The earlier of the two [Greniar [Graniers], St Tropez, Southern France [BC024]] shows how advanced her own work was as early as 1938. Even better is the work of her late maturity St Michael [BC041], which has recently come into the Hocken collection from the estate of the late Patricia France, a view of St Michel. Much of the artist's early work was lost in a fire and she spent many years living abroad. This has led to her work being less well known than it deserves.”

The Critic, August, 1997

“The works in this exhibition are predominantly from the 1900s to the 1930s. The title indicates what 'abroad' meant to these artists: Europe and North Africa. The exhibition offers insights into the cultural attitudes of New Zealanders earlier this century. Many artists felt isolated and undervalued here in a time when national cultural identity was in its formative stages, pakeha New Zealand looked back to Europe...The works themselves show the influence of modernist movements – impressionism, expressionism, cubism – albeit somewhat later than when they were 'cutting edge' in Europe. They are mostly landscapes, sometimes peopled, offering something more studied than a tourist snap.”

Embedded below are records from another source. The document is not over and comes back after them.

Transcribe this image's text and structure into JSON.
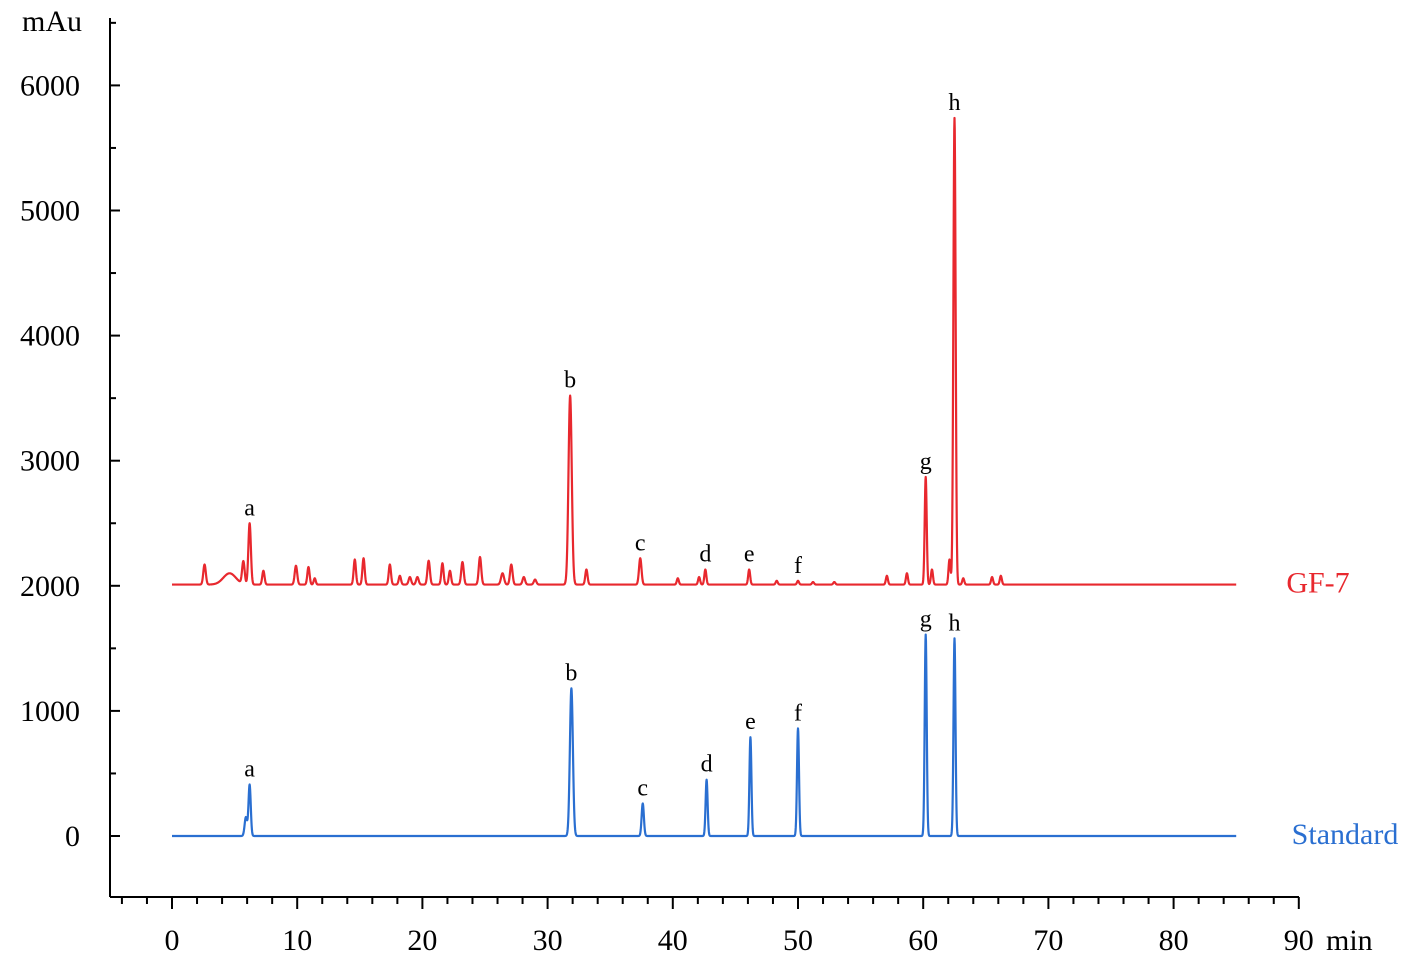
{
  "chart_data": {
    "type": "line",
    "title": "",
    "xlabel": "min",
    "ylabel": "mAu",
    "xlim": [
      -5,
      90
    ],
    "ylim": [
      -500,
      6500
    ],
    "x_ticks": [
      0,
      10,
      20,
      30,
      40,
      50,
      60,
      70,
      80,
      90
    ],
    "x_tick_labels": [
      "0",
      "10",
      "20",
      "30",
      "40",
      "50",
      "60",
      "70",
      "80",
      "90"
    ],
    "y_ticks": [
      0,
      1000,
      2000,
      3000,
      4000,
      5000,
      6000
    ],
    "y_tick_labels": [
      "0",
      "1000",
      "2000",
      "3000",
      "4000",
      "5000",
      "6000"
    ],
    "grid": false,
    "legend": "right of traces",
    "series": [
      {
        "name": "GF-7",
        "color": "#e8282e",
        "baseline": 2010,
        "x_range": [
          0,
          85
        ],
        "peaks": [
          {
            "x": 2.6,
            "y": 2170,
            "w": 0.1
          },
          {
            "x": 4.6,
            "y": 2100,
            "w": 0.5
          },
          {
            "x": 5.7,
            "y": 2190,
            "w": 0.1
          },
          {
            "x": 6.2,
            "y": 2500,
            "w": 0.1,
            "label": "a"
          },
          {
            "x": 7.3,
            "y": 2120,
            "w": 0.09
          },
          {
            "x": 9.9,
            "y": 2160,
            "w": 0.1
          },
          {
            "x": 10.9,
            "y": 2150,
            "w": 0.09
          },
          {
            "x": 11.4,
            "y": 2060,
            "w": 0.08
          },
          {
            "x": 14.6,
            "y": 2210,
            "w": 0.09
          },
          {
            "x": 15.3,
            "y": 2220,
            "w": 0.09
          },
          {
            "x": 17.4,
            "y": 2170,
            "w": 0.09
          },
          {
            "x": 18.2,
            "y": 2080,
            "w": 0.09
          },
          {
            "x": 19.0,
            "y": 2070,
            "w": 0.1
          },
          {
            "x": 19.6,
            "y": 2070,
            "w": 0.1
          },
          {
            "x": 20.5,
            "y": 2200,
            "w": 0.1
          },
          {
            "x": 21.6,
            "y": 2180,
            "w": 0.09
          },
          {
            "x": 22.2,
            "y": 2120,
            "w": 0.09
          },
          {
            "x": 23.2,
            "y": 2190,
            "w": 0.1
          },
          {
            "x": 24.6,
            "y": 2230,
            "w": 0.1
          },
          {
            "x": 26.4,
            "y": 2100,
            "w": 0.12
          },
          {
            "x": 27.1,
            "y": 2170,
            "w": 0.1
          },
          {
            "x": 28.1,
            "y": 2070,
            "w": 0.1
          },
          {
            "x": 29.0,
            "y": 2050,
            "w": 0.1
          },
          {
            "x": 31.8,
            "y": 3520,
            "w": 0.13,
            "label": "b"
          },
          {
            "x": 33.1,
            "y": 2130,
            "w": 0.09
          },
          {
            "x": 37.4,
            "y": 2220,
            "w": 0.1,
            "label": "c"
          },
          {
            "x": 40.4,
            "y": 2060,
            "w": 0.08
          },
          {
            "x": 42.1,
            "y": 2070,
            "w": 0.08
          },
          {
            "x": 42.6,
            "y": 2130,
            "w": 0.08,
            "label": "d"
          },
          {
            "x": 46.1,
            "y": 2130,
            "w": 0.08,
            "label": "e"
          },
          {
            "x": 48.3,
            "y": 2040,
            "w": 0.08
          },
          {
            "x": 50.0,
            "y": 2040,
            "w": 0.08,
            "label": "f"
          },
          {
            "x": 51.2,
            "y": 2030,
            "w": 0.08
          },
          {
            "x": 52.9,
            "y": 2030,
            "w": 0.08
          },
          {
            "x": 57.1,
            "y": 2080,
            "w": 0.08
          },
          {
            "x": 58.7,
            "y": 2100,
            "w": 0.08
          },
          {
            "x": 60.2,
            "y": 2870,
            "w": 0.08,
            "label": "g"
          },
          {
            "x": 60.7,
            "y": 2130,
            "w": 0.08
          },
          {
            "x": 62.1,
            "y": 2210,
            "w": 0.08
          },
          {
            "x": 62.5,
            "y": 5740,
            "w": 0.09,
            "label": "h"
          },
          {
            "x": 63.2,
            "y": 2060,
            "w": 0.08
          },
          {
            "x": 65.5,
            "y": 2070,
            "w": 0.08
          },
          {
            "x": 66.2,
            "y": 2080,
            "w": 0.08
          }
        ]
      },
      {
        "name": "Standard",
        "color": "#2a6fd1",
        "baseline": 0,
        "x_range": [
          0,
          85
        ],
        "peaks": [
          {
            "x": 5.9,
            "y": 150,
            "w": 0.1
          },
          {
            "x": 6.2,
            "y": 410,
            "w": 0.09,
            "label": "a"
          },
          {
            "x": 31.9,
            "y": 1180,
            "w": 0.12,
            "label": "b"
          },
          {
            "x": 37.6,
            "y": 260,
            "w": 0.09,
            "label": "c"
          },
          {
            "x": 42.7,
            "y": 450,
            "w": 0.08,
            "label": "d"
          },
          {
            "x": 46.2,
            "y": 790,
            "w": 0.08,
            "label": "e"
          },
          {
            "x": 50.0,
            "y": 860,
            "w": 0.08,
            "label": "f"
          },
          {
            "x": 60.2,
            "y": 1610,
            "w": 0.08,
            "label": "g"
          },
          {
            "x": 62.5,
            "y": 1580,
            "w": 0.08,
            "label": "h"
          }
        ]
      }
    ]
  }
}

‘Flora Scales’ Flicker’ by Luke Smythe, written for florascales.com, 2023

“To the extent that Scales did geometricise her imagery, as for example in Greniar [Graniers], St Tropez, Southern France [BC024] (1939), she seems to have drawn impetus from Pablo Picasso. A case in point is Brick Factory at Tortosa (1909), which Scales is known to have admired.6 The brown, shed-like structure near the centre of Scales’ composition is a blank, geometric solid, akin to Picasso’s factory buildings. It is canted in a manner reminiscent of Picasso’s lefthand shed, but lacks that structure’s upward tilt toward the picture plane. Scales’ palette likewise remains close to Picasso’s, which he himself had derived from Cézanne.7 But Scales inclined further toward Cézanne by introducing hints of blue to her work and by assembling her composition from soft colour patches. As in the French artist’s later work, these patches are frequently composed from a series of short parallel strokes. Yet just as Scales drew selectively on Picasso, so too did she engage with Cézanne on her own terms. As had been typical in her work since the 1910s, her brushwork was more varied than his, and her scene is also notably darker than his typically sparkling Mediterranean views.

Greniar offers evidence of Scales’ increasing independence, which would strengthen further following the war. From the mid-1940s, her imagery became softer still and her paint application thinned to the extreme."

6 Scales’ mentioned Picasso’s work to Marjorie de Lange in 1982. (See ‘Word Pictures’ by Marjorie de Lange)
7 On Picasso’s response to Cézanne in the early 1900s, see William Rubin, Picasso and Braque: Pioneering Cubism (New York: Museum of Modern Art, 2007).